Una dimensione centrale del processo di storicizzazione dei nordamericani è, inoltre, quella linguistica-comunicativa, che si lega non solo al dibattito sulla natura più o meno razionale di questi popoli – finendo così per contribuire, come appena accennato, a forme di comparazione e gerarchizzazione –, ma anche alla disquisizione sulle loro origini. A tali aspetti Iannuzzi dedica un’attenzione particolare, attraverso lo studio di alcune figure centrali nell’ambito della mediazione linguistico-culturale, della querelle sull’oratoria e sull’eloquenza dei nativi – intese come riflesso di una loro abilità a livello razionale – e della raccolta e documentazione di liste di vocaboli ed espressioni all’interno dei resoconti.
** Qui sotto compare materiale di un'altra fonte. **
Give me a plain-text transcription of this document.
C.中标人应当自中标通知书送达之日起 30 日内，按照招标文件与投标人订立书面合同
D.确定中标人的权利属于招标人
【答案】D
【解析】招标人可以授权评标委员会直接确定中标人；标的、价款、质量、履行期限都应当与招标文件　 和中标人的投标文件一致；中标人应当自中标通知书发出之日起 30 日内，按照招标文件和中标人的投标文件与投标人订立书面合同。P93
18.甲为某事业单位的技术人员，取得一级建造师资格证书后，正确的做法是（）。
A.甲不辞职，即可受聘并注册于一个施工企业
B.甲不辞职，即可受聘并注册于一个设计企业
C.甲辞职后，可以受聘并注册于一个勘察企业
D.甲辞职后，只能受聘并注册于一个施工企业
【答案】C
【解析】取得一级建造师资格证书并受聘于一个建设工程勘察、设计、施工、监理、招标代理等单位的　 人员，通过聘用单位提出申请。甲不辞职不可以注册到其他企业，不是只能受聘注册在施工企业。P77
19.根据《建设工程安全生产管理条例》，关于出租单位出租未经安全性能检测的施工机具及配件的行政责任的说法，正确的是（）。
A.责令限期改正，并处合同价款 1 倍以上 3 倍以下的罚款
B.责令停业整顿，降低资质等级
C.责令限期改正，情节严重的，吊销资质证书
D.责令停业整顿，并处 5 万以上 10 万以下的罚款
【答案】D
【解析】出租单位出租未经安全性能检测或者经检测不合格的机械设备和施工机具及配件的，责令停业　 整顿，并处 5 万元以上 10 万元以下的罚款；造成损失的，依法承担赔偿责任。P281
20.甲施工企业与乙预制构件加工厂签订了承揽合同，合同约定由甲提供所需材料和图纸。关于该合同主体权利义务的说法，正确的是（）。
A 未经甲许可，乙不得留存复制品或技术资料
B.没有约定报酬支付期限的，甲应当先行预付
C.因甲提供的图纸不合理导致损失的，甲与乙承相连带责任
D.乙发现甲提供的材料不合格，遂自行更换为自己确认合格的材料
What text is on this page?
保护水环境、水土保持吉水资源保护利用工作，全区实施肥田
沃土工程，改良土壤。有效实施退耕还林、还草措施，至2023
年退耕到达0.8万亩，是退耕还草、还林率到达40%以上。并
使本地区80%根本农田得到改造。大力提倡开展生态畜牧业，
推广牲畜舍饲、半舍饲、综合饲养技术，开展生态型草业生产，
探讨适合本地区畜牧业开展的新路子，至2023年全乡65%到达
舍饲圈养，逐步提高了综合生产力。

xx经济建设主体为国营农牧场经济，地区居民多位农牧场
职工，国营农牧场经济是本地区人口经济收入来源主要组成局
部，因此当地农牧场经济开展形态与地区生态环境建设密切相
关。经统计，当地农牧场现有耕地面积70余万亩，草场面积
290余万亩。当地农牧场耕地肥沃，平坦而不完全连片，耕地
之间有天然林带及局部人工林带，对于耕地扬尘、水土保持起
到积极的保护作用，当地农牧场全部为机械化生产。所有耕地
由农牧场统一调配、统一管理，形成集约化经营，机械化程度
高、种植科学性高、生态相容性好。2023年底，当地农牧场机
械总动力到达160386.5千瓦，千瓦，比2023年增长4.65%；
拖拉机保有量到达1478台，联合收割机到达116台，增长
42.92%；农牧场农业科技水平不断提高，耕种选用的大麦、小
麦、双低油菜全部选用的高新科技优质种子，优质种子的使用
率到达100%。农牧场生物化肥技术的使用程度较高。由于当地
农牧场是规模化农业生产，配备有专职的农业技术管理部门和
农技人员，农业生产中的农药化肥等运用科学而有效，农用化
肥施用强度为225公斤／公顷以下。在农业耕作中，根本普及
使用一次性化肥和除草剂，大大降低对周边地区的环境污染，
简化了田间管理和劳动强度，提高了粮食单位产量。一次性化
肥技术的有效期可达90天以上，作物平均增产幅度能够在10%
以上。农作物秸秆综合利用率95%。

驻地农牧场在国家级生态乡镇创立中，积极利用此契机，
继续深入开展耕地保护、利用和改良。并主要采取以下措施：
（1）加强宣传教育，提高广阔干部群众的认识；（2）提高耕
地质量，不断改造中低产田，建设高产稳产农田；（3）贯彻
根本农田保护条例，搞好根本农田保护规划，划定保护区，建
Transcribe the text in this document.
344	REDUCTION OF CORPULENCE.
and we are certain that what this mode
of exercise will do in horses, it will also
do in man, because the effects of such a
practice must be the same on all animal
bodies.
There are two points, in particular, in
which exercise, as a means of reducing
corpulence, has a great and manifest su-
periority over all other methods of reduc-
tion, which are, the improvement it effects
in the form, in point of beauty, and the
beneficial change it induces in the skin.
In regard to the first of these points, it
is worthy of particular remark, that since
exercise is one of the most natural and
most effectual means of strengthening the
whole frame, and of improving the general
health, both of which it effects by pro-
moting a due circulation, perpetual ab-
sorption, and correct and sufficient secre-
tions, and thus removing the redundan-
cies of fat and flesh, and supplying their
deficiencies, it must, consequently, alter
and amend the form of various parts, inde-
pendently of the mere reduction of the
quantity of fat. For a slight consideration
Infine, l’Autrice conclude lo studio ragionando sugli usi culturali del tempo a venire, inteso come vero e proprio campo di prova per il sapere storico, a livello epistemologico e metodologico. L’idea di un futuro malleabile dall’azione umana è diretta conseguenza degli effetti della rivoluzione scientifica e delle esplorazioni geografiche settecentesche – si pensi all’intimo legame tra le teorie stadiali e una concezione lineare, unidirezionale, continua e teleologica della storia, riducibile a nessi di causa-effetto prevedibili e al cui apice si trova l’Europa moderna. Parallelamente, il futuro assume la funzione di laboratorio ideale – da cui, si noti bene, i nativi vengono deliberatamente esclusi –, in cui è possibile, in via ipotetica e immaginaria, mettere alla prova l’efficacia di sistemi politici e amministrativi. Inoltre, la lettura del tempo a venire nei termini di estrapolazione utopica e translatio imperii mostra, ancora una volta, come il caso dei nativi nordamericani si inserisca in una riflessione di più ampio respiro, pur conservando una propria specificità, riconducibile, in questo ambito, alle concezioni cicliche della civilizzazione.